SYNOPSIS: There's no good reason not to tax the Internet.

CAMBRIDGE, Mass. -- Last week's attacks on the Internet are an exciting subject, about which I have nothing to say. But they did make me think about a less exciting but still important subject: a tax on the Internet. (Apologies to Groucho Marx.) You see, Internet taxation is one of John McCain's signature issues, second only to campaign finance reform. And it so happens that his position is wrong.

Right now, if you buy a book at your local bookstore, you probably pay sales tax. If you order it from Amazon.com, you don't. This unequal treatment is largely due to administrative issues: state and local governments haven't yet figured out how to collect taxes on catalog shopping, let alone e-commerce. But there is also a legal impediment: the Internet Tax Freedom Act of 1998, of which John McCain was a chief sponsor, imposed a three-year moratorium on Internet taxes. And Mr. McCain is the only presidential contender promising to make that moratorium permanent.

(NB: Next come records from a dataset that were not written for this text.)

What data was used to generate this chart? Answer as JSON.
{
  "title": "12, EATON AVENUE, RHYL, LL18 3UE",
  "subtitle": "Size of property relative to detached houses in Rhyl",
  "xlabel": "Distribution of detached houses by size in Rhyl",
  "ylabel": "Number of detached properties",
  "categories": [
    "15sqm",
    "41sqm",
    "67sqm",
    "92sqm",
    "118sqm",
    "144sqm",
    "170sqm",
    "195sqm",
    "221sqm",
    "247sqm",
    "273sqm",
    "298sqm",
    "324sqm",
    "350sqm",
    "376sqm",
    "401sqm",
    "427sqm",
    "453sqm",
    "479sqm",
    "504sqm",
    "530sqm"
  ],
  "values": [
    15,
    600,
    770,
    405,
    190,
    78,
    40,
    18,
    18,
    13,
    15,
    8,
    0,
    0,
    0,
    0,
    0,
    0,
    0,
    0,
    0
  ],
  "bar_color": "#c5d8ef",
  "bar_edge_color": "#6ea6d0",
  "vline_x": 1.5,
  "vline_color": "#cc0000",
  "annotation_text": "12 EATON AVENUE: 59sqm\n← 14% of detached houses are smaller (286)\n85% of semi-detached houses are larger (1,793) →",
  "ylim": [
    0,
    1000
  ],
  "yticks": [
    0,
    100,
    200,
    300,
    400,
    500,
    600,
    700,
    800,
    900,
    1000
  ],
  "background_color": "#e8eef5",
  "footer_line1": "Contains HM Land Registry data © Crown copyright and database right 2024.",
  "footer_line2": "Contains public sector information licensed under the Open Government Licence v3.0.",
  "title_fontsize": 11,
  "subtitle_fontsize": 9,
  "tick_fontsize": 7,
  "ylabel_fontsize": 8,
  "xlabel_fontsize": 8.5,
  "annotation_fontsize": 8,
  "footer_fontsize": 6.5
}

Why is this a bad idea? A basic principle of taxation is that different ways of doing the same thing should face more or less the same tax rates. Suppose that there are two bridges connecting the suburban community of Sprawlville to Anytown U.S.A. And suppose that the bridge authority needs to levy tolls to pay for maintenance, interest on its bonds, etc. Should it collect tolls on only one bridge? No. Not only is this unfair to those who have to use that bridge, but it leads to wasted time and money, because some people will take a longer route to work in order to use the toll-free bridge. If revenue must be raised, charging the same toll on both bridges minimizes the associated distortion of incentives.

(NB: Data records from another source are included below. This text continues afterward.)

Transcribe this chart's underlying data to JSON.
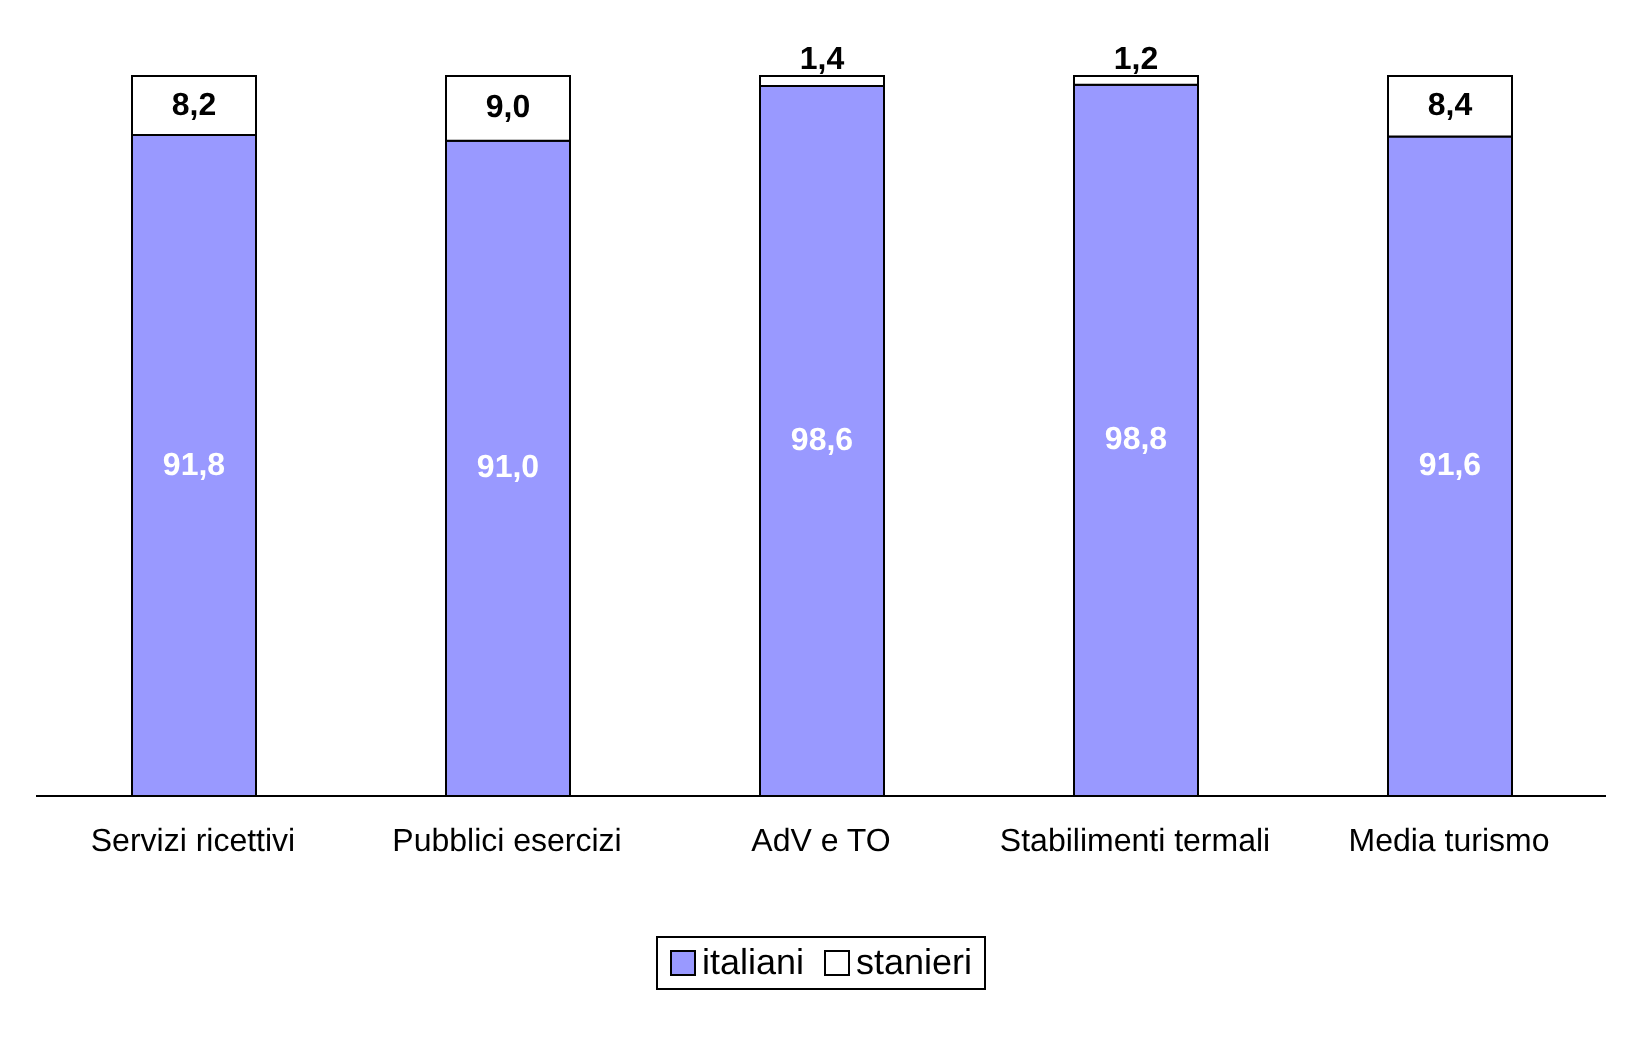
{
  "chart_data": {
    "type": "bar",
    "stacked": true,
    "categories": [
      "Servizi ricettivi",
      "Pubblici esercizi",
      "AdV e TO",
      "Stabilimenti termali",
      "Media turismo"
    ],
    "series": [
      {
        "name": "italiani",
        "color": "#9999ff",
        "values": [
          91.8,
          91.0,
          98.6,
          98.8,
          91.6
        ],
        "value_labels": [
          "91,8",
          "91,0",
          "98,6",
          "98,8",
          "91,6"
        ]
      },
      {
        "name": "stanieri",
        "color": "#ffffff",
        "values": [
          8.2,
          9.0,
          1.4,
          1.2,
          8.4
        ],
        "value_labels": [
          "8,2",
          "9,0",
          "1,4",
          "1,2",
          "8,4"
        ]
      }
    ],
    "legend": "bottom",
    "grid": false
  }
}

The same principle applies to any tax. If I really prefer roaming the aisles of a physical bookstore to browsing the Web, but I nonetheless decide to order from Amazon to avoid paying sales tax, my decision has been distorted. So why exempt the Internet from the taxes imposed on the material world?

Mr. McCain likes to talk about consumer savings, exulting in the taxes cybershoppers saved this past Christmas. But those savings (which, like tolls saved by drivers who go out of their way to avoid them, are partly offset by hidden costs) are also lost revenue. The only way to regard them as a net benefit is to suppose both that the loss in revenue will force governments to spend less rather than tax other things more and that the spending forgone is of no value. It is, in short, the slash-taxes-to-starve-the-bureaucrats theory -- which is precisely the theory Mr. McCain rightly derides in his critique of George W. Bush's tax plan.

Mr. McCain also argues that the Internet deserves special treatment because it is nifty -- it's an "engine of growth," cyberspace is the new frontier ("President Jefferson did not send a revenue agent to ride herd on Lewis and Clark") and all that. And of course e-business does claim to be special -- but that's what they all say. When I buy from Amazon instead of my local bookstore, should I feel proud because I am helping settle the electronic frontier or guilty because I am undermining an institution that I will miss when it is gone? Anyway, conservatives are supposed to be against the idea of "picking winners," a.k.a. industrial policy -- that is, having the government second-guess the market, according some sectors special treatment because it thinks that they are more equal than others.

Mr. McCain is not alone in his position. Right-wing think tanks like the Heritage Foundation have blithely brushed aside the normal principles of taxation and their usual opposition to industrial policy -- not to mention their usual solicitude for states' rights! -- when it comes to the Internet. I have always assumed, however, that this is basically a fund-raising ploy. Opposing Internet taxes panders both to crude anti-tax conservatives -- who don't really want to live without a government but can't bring themselves to admit that any tax is necessary -- and to the new money of the cyberelite, which like any elite thinks that it deserves special treatment.

I'd like to think that Mr. McCain isn't engaged in that kind of pandering. So let's hope he's just confused.